# Oriental Mix



## Ashley (Apr 27, 2004)

Crathes is a rescue cat. He was found when he was two weeks old in the woods. I figure he is some kind of Oriental cat due to his marking but don't think he's Siamese since he's cream colored and isn't very vocal. Nor is he loud when he does meow. He's tall and lanky with long legs.


----------



## Padunk (Oct 20, 2003)

I'm terrible at identifying breeds but his points make me believe he has at least some siamese in him. Siamese mixes don't necessarily have dark points or are vocal. It's hard to tell because of the flash but it looks like he has blue eyes.. does he?


----------



## Jeanie (Jun 18, 2003)

He is flame pointed and very pretty cat.

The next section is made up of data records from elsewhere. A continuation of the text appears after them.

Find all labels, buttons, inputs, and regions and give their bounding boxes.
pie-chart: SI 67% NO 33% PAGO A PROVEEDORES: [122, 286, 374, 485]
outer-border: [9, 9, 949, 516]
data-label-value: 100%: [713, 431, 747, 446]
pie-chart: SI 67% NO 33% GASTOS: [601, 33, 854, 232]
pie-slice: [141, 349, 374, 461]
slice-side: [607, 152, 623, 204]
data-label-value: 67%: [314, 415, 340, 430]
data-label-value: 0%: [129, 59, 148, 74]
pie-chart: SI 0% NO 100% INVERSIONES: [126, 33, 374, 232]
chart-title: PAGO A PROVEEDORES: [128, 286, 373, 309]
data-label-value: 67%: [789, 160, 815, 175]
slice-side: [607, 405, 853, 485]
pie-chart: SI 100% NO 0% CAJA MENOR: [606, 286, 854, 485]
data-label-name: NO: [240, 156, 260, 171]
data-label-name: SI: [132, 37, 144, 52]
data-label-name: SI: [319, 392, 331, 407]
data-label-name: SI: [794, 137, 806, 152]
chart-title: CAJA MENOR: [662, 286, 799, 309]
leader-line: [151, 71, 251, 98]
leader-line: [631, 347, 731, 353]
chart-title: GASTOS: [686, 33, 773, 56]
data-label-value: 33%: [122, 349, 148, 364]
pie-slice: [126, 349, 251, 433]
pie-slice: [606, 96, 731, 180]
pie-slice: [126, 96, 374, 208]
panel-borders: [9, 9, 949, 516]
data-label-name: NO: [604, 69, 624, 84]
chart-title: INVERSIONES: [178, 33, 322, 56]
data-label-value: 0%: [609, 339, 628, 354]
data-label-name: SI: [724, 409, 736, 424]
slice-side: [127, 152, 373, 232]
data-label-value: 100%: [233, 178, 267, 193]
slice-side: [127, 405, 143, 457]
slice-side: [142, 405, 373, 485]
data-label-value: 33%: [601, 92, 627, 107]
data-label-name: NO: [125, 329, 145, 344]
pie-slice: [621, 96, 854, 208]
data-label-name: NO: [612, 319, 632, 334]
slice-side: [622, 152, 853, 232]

As far as the cream color is concerned, Siamese are born white. Then they turn cream and buff colored. The Sealpoint and Bluepoint have darker areas on the back, but Lilac and Chocolate points don't. Your cat seems to have the dense fur of a Siamese, but since he doesn't have a loud voice and does have the Tabby M *on his forehead, my guess is that he is, nevertheless, a mix. I'm curious about the color of his eyes too. 

* There was some hanky panky with tabbies in creating new colors, but any trace of it now is not desirable in show cats. We're never satisfied with what nature does! Pretty result though!


----------



## Ashley (Apr 27, 2004)

Thanks for the info. His eyes are a pale sky blue. I think he's adorable also and love him dearly.


----------



## jonsgirl (Nov 7, 2003)

Cutie! He looks like an orange creamsicle! I bet he knows how handsome he is too!


----------